Quien filosofa no está de acuerdo con las ideas de su época.
Goethe
En 1844, mientras reflexionaba sobre una obra de
Hegel, Marx lanzó su famoso ataque: la religión es el opio del pueblo. No era el
primer individuo que relacionaba los conceptos de fe y adormecimiento, hasta
pasividad frente a las injusticias. En efecto, antes que él, tanto Heine como
Hess habían formulado ideas similares, aunque sus analogías no tenían el mismo
propósito. Tiempo después, Raymond Aron tomó la palabra y criticó al marxismo,
denunciando que éste era un opio de los intelectuales. Así, quienes adoptaban
esa ideología perdían su capacidad crítica, procurando que ningún elemento de
la realidad sirviera para refutarlos. Según esta óptica, se debía desechar todo
cuestionamiento, limitándose uno a repetir verdades de autoridades o
superiores. Lo fundamental era evitar complicaciones, confiando en que un par
de simplezas basten para explicarnos todo.
Como pasa con cuantiosos
países, Bolivia nos ofrece una historia en la que no faltan los problemas de diferente
naturaleza. Es innegable que ninguna sociedad carece de dificultades, pues
nosotros mismos, en la esfera más privada, tenemos también momentos críticos.
La desgracia es que, conforme al criterio expuesto por muchas personas, uno de
los principales obstáculos para mejorar nuestra situación sería el
enclaustramiento marítimo. Porque, junto con Sánchez de Lozada, ser un país
mediterráneo es el argumento que sirve para explicar el subdesarrollo nacional.

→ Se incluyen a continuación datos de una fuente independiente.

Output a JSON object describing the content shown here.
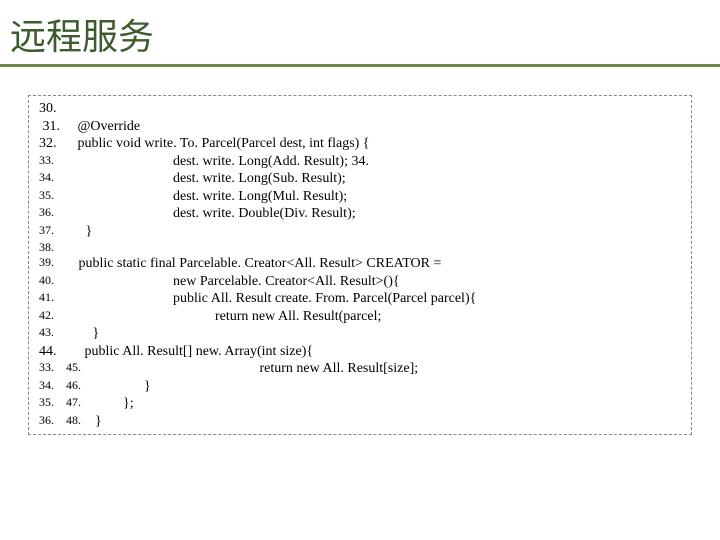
{
  "title": "远程服务",
  "code": {
    "lines": [
      {
        "ln": "30.",
        "ln2": "",
        "text": ""
      },
      {
        "ln": " 31.",
        "ln2": "",
        "text": "     @Override"
      },
      {
        "ln": "32.",
        "ln2": "",
        "text": "      public void write. To. Parcel(Parcel dest, int flags) {"
      },
      {
        "ln": "33.",
        "ln2": "",
        "text": "                                  dest. write. Long(Add. Result); 34.",
        "small": true
      },
      {
        "ln": "34.",
        "ln2": "",
        "text": "                                  dest. write. Long(Sub. Result);",
        "small": true
      },
      {
        "ln": "35.",
        "ln2": "",
        "text": "                                  dest. write. Long(Mul. Result);",
        "small": true
      },
      {
        "ln": "36.",
        "ln2": "",
        "text": "                                  dest. write. Double(Div. Result);",
        "small": true
      },
      {
        "ln": "37.",
        "ln2": "",
        "text": "         }",
        "small": true
      },
      {
        "ln": "38.",
        "ln2": "",
        "text": "",
        "small": true
      },
      {
        "ln": "39.",
        "ln2": "",
        "text": "       public static final Parcelable. Creator<All. Result> CREATOR =",
        "small": true
      },
      {
        "ln": "40.",
        "ln2": "",
        "text": "                                  new Parcelable. Creator<All. Result>(){",
        "small": true
      },
      {
        "ln": "41.",
        "ln2": "",
        "text": "                                  public All. Result create. From. Parcel(Parcel parcel){",
        "small": true
      },
      {
        "ln": "42.",
        "ln2": "",
        "text": "                                              return new All. Result(parcel;",
        "small": true
      },
      {
        "ln": "43.",
        "ln2": "",
        "text": "           }",
        "small": true
      },
      {
        "ln": "44.",
        "ln2": "",
        "text": "        public All. Result[] new. Array(int size){"
      },
      {
        "ln": "33.",
        "ln2": "45.",
        "text": "                                                   return new All. Result[size];",
        "small": true
      },
      {
        "ln": "34.",
        "ln2": "46.",
        "text": "                  }",
        "small": true
      },
      {
        "ln": "35.",
        "ln2": "47.",
        "text": "            };",
        "small": true
      },
      {
        "ln": "36.",
        "ln2": "48.",
        "text": "    }",
        "small": true
      }
    ]
  }
}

Es que, aun cuando Morales Ayma señale lo contrario, Bolivia sigue siendo uno
de los países más pobres de Latinoamérica. Las causas son diversas; sin embargo,
la sola salida al Pacífico no resolverá nada. Lo que impide un mayor
crecimiento son las normas dictadas por un régimen tan irresponsable como el
actual. Resalto el peso de las cargas sociales y tributarias, la pésima
justicia, contar con carreteras insufribles: un ambiente idóneo para no
invertir.
Los problemas estructurales
que tiene este país no se originan en la pérdida del litoral. Pensemos en la calamidad
de tener gobernantes que se inclinan por las actitudes autoritarias. Bastaría
con destacar que Mariano Melgarejo, uno de los bárbaros que gobernó Bolivia,
fue presidente antes del conflicto con Chile, entre 1864 y 1871. Tanto él como
un populista llamado Manuel Isidoro Belzu, desde hace dos siglos, nos recuerdan
que, con o sin costa marítima, ha faltado el apego a la Constitución. No se ha
tenido una cultura política que pueda considerarse democrática, con gobernantes
dispuestos a respetar al ciudadano, sometiéndose a las leyes como cualquier otro
mortal, además de contribuir al fortalecimiento de instituciones republicanas.
Desde luego, la observación incluye a quienes integran esta sociedad. Porque
resulta que, aunque la lección se repitió numerosas veces, aquella reincidencia
no parece tener fin.
Con gusto, yo renunciaría a
mi cuota del mar si, como contraprestación, me ofrecieran un escenario en el que
se respeten la libertad, el sistema democrático, los derechos humanos. Este
conjunto de requisitos mínimos, pero despreciados por incontables funcionarios,
se constituye en una tarea mucho más urgente, acaso apremiante, superior, desde
toda perspectiva, a la del mar. Mas no se lo nota porque, a veces, la
patriotería, enfermedad que varios padecen, cambia el orden de las prioridades,
descartando cualquier disidencia. Se pretende la clausura del debate acerca de
las desventuras nacionales, amenazando con el desprecio popular a quienes salvaguardan
una mirada distinta.
Nota pictórica. A orillas del mar es una obra que pertenece a Iván Aivazovsky (1817-1900).